13 January 2008

It would, of course, be stating the obvious to say that things here in Ethiopia are different from the things to which I have grown accustomed in the U.S. Different circumstances, cultural norms, and social contracts dictate a very different dynamic to the interpersonal interactions making up everyday life. As a consumer in Ethiopia, for example, the absence of America's high degree of commercial competition, ease of price comparisons, accessibility to alternatives, and hyperactive legal system for seeking recourse makes the American motto, "The customer is always right," irrelevant. In a world where the community is emphasized over the individual and business is done in the context of informal chats over cups of tea and coffee, "Time is money," is similarly inapplicable. Living here in Debremarkos is a never-ceasing exercise in discovering these underlying rules for Ethiopian society and learning to navigate them competently.
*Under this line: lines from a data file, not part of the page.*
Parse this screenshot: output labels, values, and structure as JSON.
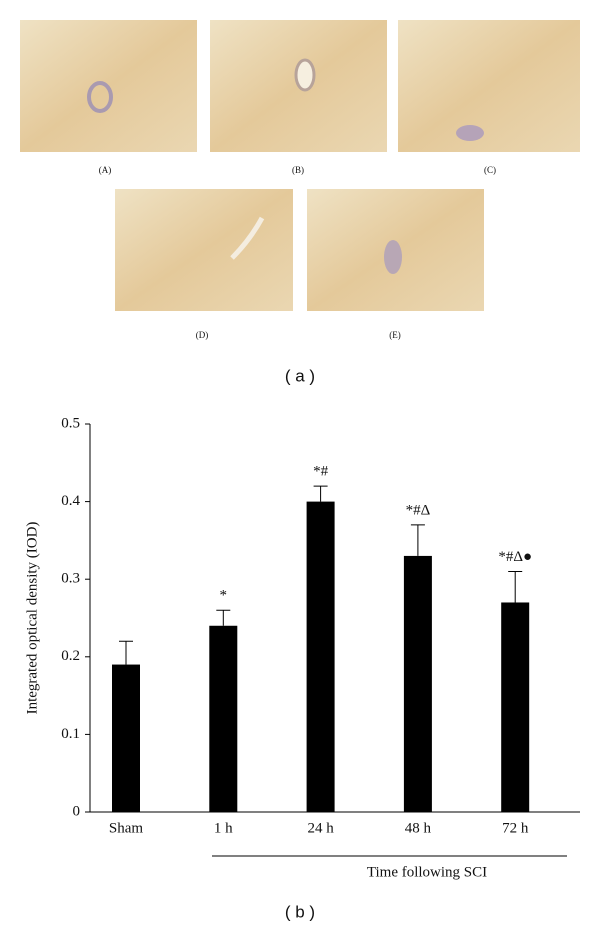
{
  "panel_a": {
    "caption": "( a )",
    "images": [
      "(A)",
      "(B)",
      "(C)",
      "(D)",
      "(E)"
    ]
  },
  "chart_data": {
    "type": "bar",
    "caption": "( b )",
    "y_label": "Integrated optical density (IOD)",
    "x_label": "Time following SCI",
    "categories": [
      "Sham",
      "1 h",
      "24 h",
      "48 h",
      "72 h"
    ],
    "values": [
      0.19,
      0.24,
      0.4,
      0.33,
      0.27
    ],
    "errors": [
      0.03,
      0.02,
      0.02,
      0.04,
      0.04
    ],
    "annotations": [
      "*",
      "*#",
      "*#Δ",
      "*#Δ●"
    ],
    "color": "#000000",
    "ylim": [
      0,
      0.5
    ],
    "yticks": [
      0,
      0.1,
      0.2,
      0.3,
      0.4,
      0.5
    ]
  }
}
Sometimes, though, a situation arises in which the potential implications are much greater than those of consumerism or concepts of time, and in which cultural mores seem not just different and quirky but possibly detrimental. These are the situations that raise difficult questions about which cultural mandates to accept and work within, and which to challenge. What is the limit of my right as a guest in this culture? What is my obligation as a volunteer working against the devastation caused by poverty and AIDS?
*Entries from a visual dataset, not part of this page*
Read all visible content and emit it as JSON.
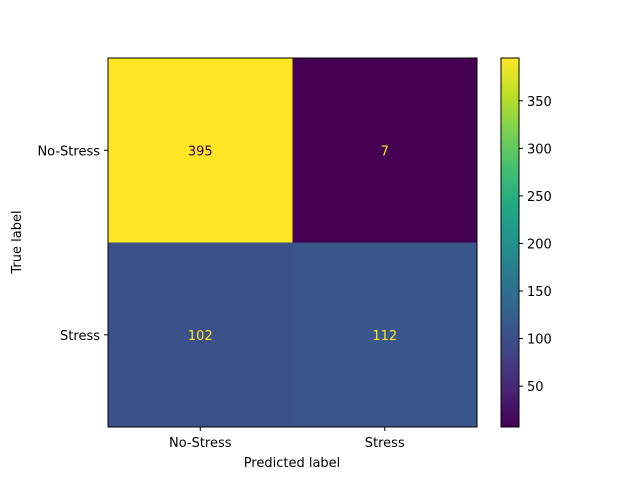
{
  "chart_data": {
    "type": "heatmap",
    "title": "",
    "xlabel": "Predicted label",
    "ylabel": "True label",
    "x_categories": [
      "No-Stress",
      "Stress"
    ],
    "y_categories": [
      "No-Stress",
      "Stress"
    ],
    "matrix": [
      [
        395,
        7
      ],
      [
        102,
        112
      ]
    ],
    "colormap": "viridis",
    "color_range": [
      7,
      395
    ],
    "colorbar_ticks": [
      50,
      100,
      150,
      200,
      250,
      300,
      350
    ],
    "grid": false,
    "colorbar_placement": "right",
    "text_color_light": "#fde725",
    "text_color_dark": "#440154"
  }
}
I was sitting in on an HIVAIDS workshop for local government leaders from the wider administrative zone, when one older man spoke up to make the argument that a woman who dresses provocatively is asking for men to have sex with her. I listened as he went on to blame globalization and increased exposure to the sexy dressing styles of foreigners for this problem, and I began to notice heads in the crowd turning in my direction, some nervously, some excitedly curious to see how the foreigner among them might react to this charge. The women's rights activist in me, as well as my sense of personal pride, wanted to stand up in the middle of the assembly to refute the charges now leveled doubly, though admittedly indirectly, against me, first as a woman and second as a foreigner. The public health worker in me was analyzing the cultural challenges to HIV/AIDS prevention measures implied in the man's statement. The rugged American individualist in me was formulating a speech that lauded the human ability to CHOOSE, rather than react, and stressed the importance of taking responsibility for one's own actions. My more prudent side, though, urged me to consider that I had a mere four weeks of experience in Debremarkos and was still working to integrate into the community; that I didn't have the sort of trust relationship with these largely unfamiliar government leaders that would have prevented me from being seen as an outsider; that there was a handful of Ethiopian women among the overwhelmingly male group who seemed ready to voice their opinions on the issue; and that at this stage, with little Amharic language and little knowledge of the community's workings, I was still largely a guest, observer, and student in a discussion that was rightly theirs. (The realist in me also chimed in with, "Sure, go ahead, Christen, launch into a diatribe about responsibility for individual decisions, the dangers of eternally blaming one's environment, and the innocence of the victim…in AMHARIC." The realist in me is terribly sarcastic.)

In the end, I let my obviously disgruntled and disappointed silence in front of my expectant onlookers express my disagreement with what was being said around me. And to gather my thoughts and rein in my emotions, during the tea break I visited a local friend at her family's cafĂ© – where I was subsequently harassed by a heavy-set middle-aged man, drunk at 10:30 in the morning, who used his limited English skills to communicate to me things unsuitable for publication here.

It is easy to lay blame upon environment. It is easy to blame a chauvinistic culture for victimizing women. It is easy to blame a society exalting individual expression and "liberation" for the deterioration of traditional morality. But having acknowledged that none of us make our choices in a vacuum, in doing so we also acknowledge that we do make choices, for which we are personally responsible. And ultimately, through a critical mass of these individual choices, it is possible even to change the environment in which these choices are made. Lasting cultural change must come from within. But when two different cultural environments meet, in an ideal world, the fair, open, humble exchange that would take place would serve to more fully inform the individual choices made within each culture, possibly leading to cultural changes to the benefit of both.